While the Court said that the decision was not final, it did not deny the authenticity of the leaked document. Justices Sotomayor and Kagan were not present for comment, as they were being fitted for the garments of Marthas, while Justice Coney Barret was seen to be in talks with a training center to orient Aunts for the coming of the nation of Gilead, popularized in the collective conservative consciousness by Canadian writer Margaret Atwood.

Saturday, January 1, 2022

CDC TO RECOMMEND IGNORING HEALTH PROBLEMS UNTIL THEY GO AWAY

(Atlanta, GA) - Just days after the CDC lowered its recommended quarantine time for coronavirus exposure, from ten days to five, the agency has come up with a single new guideline for sick Americans.
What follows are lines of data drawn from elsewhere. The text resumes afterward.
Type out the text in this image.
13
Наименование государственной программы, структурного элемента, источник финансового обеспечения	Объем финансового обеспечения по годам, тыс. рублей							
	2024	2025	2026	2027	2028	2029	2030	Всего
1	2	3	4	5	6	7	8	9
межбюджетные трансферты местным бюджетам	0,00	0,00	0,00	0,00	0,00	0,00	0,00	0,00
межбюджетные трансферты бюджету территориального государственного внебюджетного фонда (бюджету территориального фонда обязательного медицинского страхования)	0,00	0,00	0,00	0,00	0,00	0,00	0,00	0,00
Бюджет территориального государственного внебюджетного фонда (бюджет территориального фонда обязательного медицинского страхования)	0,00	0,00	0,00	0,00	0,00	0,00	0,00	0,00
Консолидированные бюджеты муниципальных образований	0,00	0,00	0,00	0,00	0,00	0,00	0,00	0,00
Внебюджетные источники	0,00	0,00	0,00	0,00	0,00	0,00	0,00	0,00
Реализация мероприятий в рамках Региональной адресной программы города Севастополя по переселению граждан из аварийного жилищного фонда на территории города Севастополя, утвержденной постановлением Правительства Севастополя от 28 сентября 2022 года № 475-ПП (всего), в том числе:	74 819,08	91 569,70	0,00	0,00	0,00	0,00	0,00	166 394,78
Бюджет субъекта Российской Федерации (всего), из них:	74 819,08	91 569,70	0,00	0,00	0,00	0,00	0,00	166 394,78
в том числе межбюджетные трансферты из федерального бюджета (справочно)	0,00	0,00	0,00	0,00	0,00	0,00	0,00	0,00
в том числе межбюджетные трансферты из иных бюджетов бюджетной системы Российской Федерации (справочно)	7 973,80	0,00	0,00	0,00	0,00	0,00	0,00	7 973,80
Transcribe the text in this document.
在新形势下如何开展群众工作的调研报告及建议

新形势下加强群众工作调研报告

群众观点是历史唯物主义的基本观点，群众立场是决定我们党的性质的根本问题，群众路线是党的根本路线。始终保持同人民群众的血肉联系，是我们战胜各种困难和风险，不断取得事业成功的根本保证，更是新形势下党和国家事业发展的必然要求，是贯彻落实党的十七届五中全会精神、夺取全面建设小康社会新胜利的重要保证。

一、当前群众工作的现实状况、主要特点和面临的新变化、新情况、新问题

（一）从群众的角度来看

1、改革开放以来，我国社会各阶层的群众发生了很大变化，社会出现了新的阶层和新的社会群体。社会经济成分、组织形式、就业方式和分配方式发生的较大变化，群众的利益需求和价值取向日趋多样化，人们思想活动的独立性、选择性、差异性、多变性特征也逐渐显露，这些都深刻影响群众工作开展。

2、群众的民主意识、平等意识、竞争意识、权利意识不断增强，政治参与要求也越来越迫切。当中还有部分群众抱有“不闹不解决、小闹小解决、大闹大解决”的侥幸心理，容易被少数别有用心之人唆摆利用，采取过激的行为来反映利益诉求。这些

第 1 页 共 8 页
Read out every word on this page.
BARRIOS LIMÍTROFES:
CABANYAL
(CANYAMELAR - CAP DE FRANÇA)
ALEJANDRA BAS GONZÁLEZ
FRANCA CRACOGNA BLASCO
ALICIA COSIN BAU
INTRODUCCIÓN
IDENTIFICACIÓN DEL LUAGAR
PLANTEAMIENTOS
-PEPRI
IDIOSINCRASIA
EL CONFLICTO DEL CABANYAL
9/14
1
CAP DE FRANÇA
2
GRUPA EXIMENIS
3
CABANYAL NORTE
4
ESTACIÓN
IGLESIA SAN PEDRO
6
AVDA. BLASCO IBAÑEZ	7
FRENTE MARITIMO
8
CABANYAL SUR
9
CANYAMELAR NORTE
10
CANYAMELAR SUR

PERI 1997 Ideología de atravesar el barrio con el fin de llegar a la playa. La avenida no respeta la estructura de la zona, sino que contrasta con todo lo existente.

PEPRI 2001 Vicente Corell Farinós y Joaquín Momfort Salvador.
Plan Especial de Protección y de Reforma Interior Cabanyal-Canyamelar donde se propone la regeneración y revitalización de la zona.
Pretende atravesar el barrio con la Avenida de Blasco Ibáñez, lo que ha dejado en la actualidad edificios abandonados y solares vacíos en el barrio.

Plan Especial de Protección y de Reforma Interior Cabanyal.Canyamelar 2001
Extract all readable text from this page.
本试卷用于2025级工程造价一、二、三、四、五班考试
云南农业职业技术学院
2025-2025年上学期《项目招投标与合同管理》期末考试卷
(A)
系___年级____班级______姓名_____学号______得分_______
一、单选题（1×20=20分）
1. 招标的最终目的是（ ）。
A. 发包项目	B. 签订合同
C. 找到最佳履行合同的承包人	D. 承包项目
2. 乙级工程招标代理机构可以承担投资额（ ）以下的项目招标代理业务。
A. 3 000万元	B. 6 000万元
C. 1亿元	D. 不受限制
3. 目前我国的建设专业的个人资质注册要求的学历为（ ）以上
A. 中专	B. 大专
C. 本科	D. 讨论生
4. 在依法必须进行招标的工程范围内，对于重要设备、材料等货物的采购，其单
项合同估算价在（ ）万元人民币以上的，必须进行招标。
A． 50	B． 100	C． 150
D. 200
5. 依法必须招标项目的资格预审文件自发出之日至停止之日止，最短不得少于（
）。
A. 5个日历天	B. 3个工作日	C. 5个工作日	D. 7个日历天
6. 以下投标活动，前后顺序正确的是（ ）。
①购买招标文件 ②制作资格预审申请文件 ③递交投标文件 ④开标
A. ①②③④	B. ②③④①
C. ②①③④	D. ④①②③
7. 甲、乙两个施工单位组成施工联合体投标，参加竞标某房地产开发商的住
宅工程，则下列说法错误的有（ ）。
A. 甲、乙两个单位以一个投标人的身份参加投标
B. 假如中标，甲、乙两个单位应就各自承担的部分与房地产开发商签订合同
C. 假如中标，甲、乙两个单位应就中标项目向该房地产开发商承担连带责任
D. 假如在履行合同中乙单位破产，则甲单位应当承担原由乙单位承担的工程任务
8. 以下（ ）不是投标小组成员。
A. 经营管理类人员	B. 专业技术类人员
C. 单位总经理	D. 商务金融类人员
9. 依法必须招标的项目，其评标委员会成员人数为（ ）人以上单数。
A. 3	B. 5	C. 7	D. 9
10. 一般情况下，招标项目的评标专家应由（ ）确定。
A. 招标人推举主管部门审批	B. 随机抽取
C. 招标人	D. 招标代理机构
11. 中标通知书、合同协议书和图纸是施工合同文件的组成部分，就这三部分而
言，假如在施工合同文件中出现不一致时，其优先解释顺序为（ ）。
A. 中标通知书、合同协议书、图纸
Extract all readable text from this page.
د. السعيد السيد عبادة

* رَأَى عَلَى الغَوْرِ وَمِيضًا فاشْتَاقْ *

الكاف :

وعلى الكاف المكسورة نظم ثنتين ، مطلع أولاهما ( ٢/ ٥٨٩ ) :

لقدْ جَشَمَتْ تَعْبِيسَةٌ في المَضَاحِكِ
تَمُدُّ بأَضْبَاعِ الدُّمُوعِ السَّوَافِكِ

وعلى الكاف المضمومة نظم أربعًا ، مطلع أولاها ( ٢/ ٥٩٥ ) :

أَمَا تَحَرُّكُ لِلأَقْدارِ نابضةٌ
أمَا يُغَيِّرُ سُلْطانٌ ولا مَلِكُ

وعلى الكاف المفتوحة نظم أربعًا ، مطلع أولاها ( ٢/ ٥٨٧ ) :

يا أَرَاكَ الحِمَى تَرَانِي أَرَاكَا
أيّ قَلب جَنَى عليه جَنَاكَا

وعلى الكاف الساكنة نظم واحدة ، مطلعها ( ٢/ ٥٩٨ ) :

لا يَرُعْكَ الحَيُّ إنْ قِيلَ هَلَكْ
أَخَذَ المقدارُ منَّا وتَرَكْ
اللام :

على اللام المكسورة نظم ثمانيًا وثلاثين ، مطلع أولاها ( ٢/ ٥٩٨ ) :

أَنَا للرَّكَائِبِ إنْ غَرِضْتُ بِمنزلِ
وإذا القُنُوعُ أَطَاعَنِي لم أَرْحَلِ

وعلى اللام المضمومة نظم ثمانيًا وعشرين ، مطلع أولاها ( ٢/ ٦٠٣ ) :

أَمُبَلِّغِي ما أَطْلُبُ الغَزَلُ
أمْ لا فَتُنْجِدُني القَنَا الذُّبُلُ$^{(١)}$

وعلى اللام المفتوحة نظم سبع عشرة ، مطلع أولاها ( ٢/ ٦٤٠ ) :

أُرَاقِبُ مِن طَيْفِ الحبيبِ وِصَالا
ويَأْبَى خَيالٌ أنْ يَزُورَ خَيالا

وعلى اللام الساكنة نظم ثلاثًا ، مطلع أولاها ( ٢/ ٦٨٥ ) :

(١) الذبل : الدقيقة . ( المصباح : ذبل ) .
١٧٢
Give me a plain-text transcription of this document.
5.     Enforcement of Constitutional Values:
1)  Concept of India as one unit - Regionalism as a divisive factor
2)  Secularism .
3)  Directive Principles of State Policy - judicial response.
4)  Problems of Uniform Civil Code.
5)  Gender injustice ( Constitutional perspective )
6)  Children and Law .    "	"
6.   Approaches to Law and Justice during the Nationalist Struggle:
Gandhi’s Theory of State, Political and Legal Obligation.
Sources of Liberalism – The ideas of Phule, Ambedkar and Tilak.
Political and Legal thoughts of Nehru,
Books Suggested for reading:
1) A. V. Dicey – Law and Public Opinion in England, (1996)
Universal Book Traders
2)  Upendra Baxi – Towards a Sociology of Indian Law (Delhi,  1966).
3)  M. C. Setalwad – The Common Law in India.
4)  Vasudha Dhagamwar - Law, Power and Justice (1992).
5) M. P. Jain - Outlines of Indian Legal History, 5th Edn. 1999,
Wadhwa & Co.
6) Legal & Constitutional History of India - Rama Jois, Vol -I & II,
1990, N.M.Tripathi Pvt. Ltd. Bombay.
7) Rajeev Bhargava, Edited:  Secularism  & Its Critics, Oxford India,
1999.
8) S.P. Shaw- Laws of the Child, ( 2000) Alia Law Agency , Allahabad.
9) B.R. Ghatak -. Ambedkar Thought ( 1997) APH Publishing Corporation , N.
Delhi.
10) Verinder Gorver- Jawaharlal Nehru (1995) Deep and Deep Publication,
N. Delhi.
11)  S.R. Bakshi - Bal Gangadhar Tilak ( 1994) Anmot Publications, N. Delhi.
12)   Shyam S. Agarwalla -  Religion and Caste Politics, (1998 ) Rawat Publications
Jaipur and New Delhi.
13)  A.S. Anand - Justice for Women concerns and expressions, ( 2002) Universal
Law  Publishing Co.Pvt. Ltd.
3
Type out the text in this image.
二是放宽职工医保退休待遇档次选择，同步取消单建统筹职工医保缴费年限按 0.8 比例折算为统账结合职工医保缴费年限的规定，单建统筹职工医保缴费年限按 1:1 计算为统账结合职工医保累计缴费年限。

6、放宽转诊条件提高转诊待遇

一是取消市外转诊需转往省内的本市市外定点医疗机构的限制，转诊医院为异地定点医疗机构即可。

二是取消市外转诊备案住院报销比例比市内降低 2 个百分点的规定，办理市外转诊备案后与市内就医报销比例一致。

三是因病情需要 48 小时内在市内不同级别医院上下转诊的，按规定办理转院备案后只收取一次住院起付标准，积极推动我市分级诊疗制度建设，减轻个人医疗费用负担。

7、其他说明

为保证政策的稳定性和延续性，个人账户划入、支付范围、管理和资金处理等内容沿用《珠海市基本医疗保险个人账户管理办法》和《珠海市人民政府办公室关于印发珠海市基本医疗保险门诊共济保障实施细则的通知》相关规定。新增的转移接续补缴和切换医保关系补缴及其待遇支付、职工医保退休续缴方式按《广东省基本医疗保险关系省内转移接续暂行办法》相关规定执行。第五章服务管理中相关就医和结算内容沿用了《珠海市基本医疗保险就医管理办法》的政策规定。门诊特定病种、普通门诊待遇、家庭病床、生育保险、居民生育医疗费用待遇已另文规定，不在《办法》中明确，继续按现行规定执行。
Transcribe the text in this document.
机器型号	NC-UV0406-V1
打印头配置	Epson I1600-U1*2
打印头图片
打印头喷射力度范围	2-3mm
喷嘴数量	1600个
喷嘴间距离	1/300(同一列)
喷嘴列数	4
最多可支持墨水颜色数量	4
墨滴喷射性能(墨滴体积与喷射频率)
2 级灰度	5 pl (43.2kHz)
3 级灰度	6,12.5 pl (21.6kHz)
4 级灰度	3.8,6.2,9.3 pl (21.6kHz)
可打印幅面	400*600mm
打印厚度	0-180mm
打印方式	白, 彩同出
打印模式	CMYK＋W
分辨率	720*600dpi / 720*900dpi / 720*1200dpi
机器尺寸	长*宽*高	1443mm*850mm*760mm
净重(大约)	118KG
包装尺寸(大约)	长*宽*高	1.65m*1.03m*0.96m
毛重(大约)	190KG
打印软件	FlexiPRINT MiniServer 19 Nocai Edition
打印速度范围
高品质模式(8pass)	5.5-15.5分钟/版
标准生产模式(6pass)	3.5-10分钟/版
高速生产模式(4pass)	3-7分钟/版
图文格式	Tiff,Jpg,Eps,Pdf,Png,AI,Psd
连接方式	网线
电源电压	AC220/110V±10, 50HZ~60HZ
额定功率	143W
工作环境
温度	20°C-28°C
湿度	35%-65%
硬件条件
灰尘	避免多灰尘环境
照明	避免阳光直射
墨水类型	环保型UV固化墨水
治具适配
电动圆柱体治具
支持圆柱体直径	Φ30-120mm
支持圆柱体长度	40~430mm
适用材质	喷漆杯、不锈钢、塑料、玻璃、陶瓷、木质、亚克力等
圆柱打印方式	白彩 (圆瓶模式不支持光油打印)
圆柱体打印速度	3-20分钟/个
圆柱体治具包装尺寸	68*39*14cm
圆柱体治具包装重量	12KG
The initial change in its stance included the admission that the reduction in its recommended isolation period was due to pressure from industry barons and their counterparts in government. It also included guidelines for mask usage that will change absolutely nothing for the people who are and are not wearing masks.
"At this point," said Dr. Anthony Fauci, "People are just going to do whatever the fuck they have been doing. I'm sick to death - almost literally - of all of these assholes pretending that there's nothing that can be done while they never even tried to follow a single fucking guideline that we've put out from day one. Yeah, we're lowering the recommended time period as a futile attempt to get a bunch of morons to at least try something against a plague that's killed more Americans than military combat." The eighty-one year-old doctor sighed in frustration and then made several noises that sounded close to crying. "You know what? You know what?" he shreiked. "Just ignore it. Just ignore the fact that all the carousing and lack of awareness out there is going to undermine the vaccines - which were our best shot at shutting this thing down - ignore the fact that you're quite literally killing the people around you with your stubborn desire to express your 'freedom.' Just ignore all your health problems until they go away. Diabetes? Dia-what? Cancer? Cancelled. Heart disease? Hearing who? Screw it. Do your own thing. It's what you were all going to do anyway. Get your medical advice from Dr. Oz. See how well a himalayan salt cleanse stacks up against AIDS. Just forget all the things we've said and done for you as a society when it comes to medicine. May God have mercy on your souls, you slouching, idiotic sacks of meat."
The Biden administration has apparently taken this as a victory against the COVID-19 pandemic.